As a Lead Site Reliability Engineer (SRE) you will help build a meaningful engineering discipline, combining software and systems to develop creative engineering solutions to operations problems. Much of our support and software development focuses on optimizing existing systems, building infrastructure and reducing work through automation. You'll join a team of curious problem solvers with a diverse set of perspectives who are thinking big and taking risks. In this environment you'll take the lead on relevant projects, supported by an organization that provides the support and mentorship you need to learn and grow. As an SRE you'll be focused on running better production applications and systems.
This role requires a wide variety of strengths and capabilities, including:
Engineering degree or equivalent experience with work experience more than 15 Years
Understanding of relational and dimensional data modeling
Good experience writing complex SQL's independent of technologies
Experience with Big Data tools and data analysis a plus including HBase, HDFS, Sqoop, Spark
Working experience in Java programming; ideally targeting Kubernetes and AWS experience as well.
Experience in micro services
Experience in Unix shell scripting
Well versed with SDLC using Agile methodology
Excellent oral and written communication skills and the ability to clearly articulate to all project members and stakeholders
Experience with log analysis and monitoring tools such as AppDynamics/Geneos/Splunk and for big data technologies
Excellent debugging and troubleshooting skills on production issues
Require basic understanding and willingness to learn on the job skills around reporting tool like Tableau
Design, code, test and deliver software to automate manual operational work
Troubleshoot priority incidents, facilitate blameless post-mortems and ensure permanent closure of incidents
Engage with development team throughout the life cycle to help develop software for reliability and scale, ensuring minimal refactoring or changes
Perform the L1/L2/L3 support activities in SRE mode for the Production Support project with analysis and design work, including impact of requirements across all system components
Create unit test cases, perform unit testing, document test results and perform code reviews
Identify application patterns and analytics in support of better service level objectives
Design and develop the efforts involved in self-healing and resiliency patterns
Design automated software and product upgrades, change management, and release management solutions
Participate in the 24x7 support coverage as needed
JPMorgan Chase & Co., one of the oldest financial institutions, offers innovative financial solutions to millions of consumers, small businesses and many of the world's most prominent corporate, institutional and government clients under the J.P. Morgan and Chase brands. Our history spans over 200 years and today we are a leader in investment banking, consumer and small business banking, commercial banking, financial transaction processing and asset management.

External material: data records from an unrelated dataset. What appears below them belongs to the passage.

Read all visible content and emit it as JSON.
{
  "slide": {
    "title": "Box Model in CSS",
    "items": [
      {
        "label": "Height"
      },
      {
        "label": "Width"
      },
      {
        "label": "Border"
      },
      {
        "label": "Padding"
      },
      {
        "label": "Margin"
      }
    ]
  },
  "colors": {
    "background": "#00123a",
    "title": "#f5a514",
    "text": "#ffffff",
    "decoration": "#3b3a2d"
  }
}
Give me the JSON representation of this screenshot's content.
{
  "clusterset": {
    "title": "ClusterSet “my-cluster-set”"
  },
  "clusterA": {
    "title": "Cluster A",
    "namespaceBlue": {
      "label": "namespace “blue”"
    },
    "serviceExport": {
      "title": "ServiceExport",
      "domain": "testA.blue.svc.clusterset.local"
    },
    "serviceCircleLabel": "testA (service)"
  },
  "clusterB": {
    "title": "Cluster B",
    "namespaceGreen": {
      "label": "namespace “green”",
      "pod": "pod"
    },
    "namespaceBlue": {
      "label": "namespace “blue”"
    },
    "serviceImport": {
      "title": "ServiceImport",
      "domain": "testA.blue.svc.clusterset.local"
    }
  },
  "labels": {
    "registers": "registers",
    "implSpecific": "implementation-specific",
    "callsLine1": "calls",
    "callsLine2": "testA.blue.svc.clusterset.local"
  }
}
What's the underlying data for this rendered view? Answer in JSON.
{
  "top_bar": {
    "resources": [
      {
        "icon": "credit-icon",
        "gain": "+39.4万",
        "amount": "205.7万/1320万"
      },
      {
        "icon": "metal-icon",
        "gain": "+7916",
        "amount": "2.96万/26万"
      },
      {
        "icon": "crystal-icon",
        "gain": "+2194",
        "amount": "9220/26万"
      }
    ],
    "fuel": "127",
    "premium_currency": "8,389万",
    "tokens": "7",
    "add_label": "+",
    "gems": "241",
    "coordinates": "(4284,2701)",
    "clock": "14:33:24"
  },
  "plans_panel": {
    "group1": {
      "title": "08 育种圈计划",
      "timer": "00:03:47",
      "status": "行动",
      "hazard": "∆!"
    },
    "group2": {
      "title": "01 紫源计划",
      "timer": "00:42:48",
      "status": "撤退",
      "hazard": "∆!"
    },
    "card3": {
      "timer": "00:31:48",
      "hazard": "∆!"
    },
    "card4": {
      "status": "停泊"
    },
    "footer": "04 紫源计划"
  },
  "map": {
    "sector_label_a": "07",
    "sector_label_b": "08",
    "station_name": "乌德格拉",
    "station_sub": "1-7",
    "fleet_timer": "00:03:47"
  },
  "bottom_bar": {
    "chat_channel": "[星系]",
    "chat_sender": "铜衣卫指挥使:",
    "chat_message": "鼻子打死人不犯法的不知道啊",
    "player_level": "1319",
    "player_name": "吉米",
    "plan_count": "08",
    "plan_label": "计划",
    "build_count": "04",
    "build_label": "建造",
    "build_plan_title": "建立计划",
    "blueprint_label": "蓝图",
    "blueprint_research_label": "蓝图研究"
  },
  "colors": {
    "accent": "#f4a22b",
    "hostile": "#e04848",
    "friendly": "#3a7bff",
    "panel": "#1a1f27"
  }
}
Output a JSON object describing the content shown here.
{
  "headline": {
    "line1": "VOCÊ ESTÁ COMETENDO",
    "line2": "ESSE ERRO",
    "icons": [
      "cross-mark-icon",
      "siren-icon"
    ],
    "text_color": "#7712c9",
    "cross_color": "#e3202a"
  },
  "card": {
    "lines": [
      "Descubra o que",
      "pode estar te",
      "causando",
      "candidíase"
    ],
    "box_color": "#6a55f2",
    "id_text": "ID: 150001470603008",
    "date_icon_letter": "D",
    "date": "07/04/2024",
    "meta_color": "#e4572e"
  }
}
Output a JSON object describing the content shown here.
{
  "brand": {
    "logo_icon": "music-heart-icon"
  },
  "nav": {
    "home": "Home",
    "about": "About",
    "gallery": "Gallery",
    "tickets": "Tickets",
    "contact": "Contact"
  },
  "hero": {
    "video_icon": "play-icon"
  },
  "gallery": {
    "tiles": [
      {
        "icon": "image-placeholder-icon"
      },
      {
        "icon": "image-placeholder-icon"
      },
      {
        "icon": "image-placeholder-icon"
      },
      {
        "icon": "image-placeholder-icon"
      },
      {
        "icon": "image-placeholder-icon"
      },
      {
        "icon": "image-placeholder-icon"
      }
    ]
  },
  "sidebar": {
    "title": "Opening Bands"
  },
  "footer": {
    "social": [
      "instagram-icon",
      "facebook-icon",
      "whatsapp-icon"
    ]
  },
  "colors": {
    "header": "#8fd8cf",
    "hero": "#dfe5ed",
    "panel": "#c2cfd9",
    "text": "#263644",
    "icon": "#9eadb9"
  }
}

We recognize that our people are our strength and the diverse talents they bring to our global workforce are directly linked to our success. We are an equal opportunity employer and place a high value on diversity and inclusion at our company. We do not discriminate on the basis of any protected attribute, including race, religion, color, national origin, gender, sexual orientation, gender identity, gender expression, age, marital or veteran status, pregnancy or disability, or any other basis protected under applicable law. In accordance with applicable law, we make reasonable accommodations for applicants' and employees' religious practices and beliefs, as well as any mental health or physical disability needs.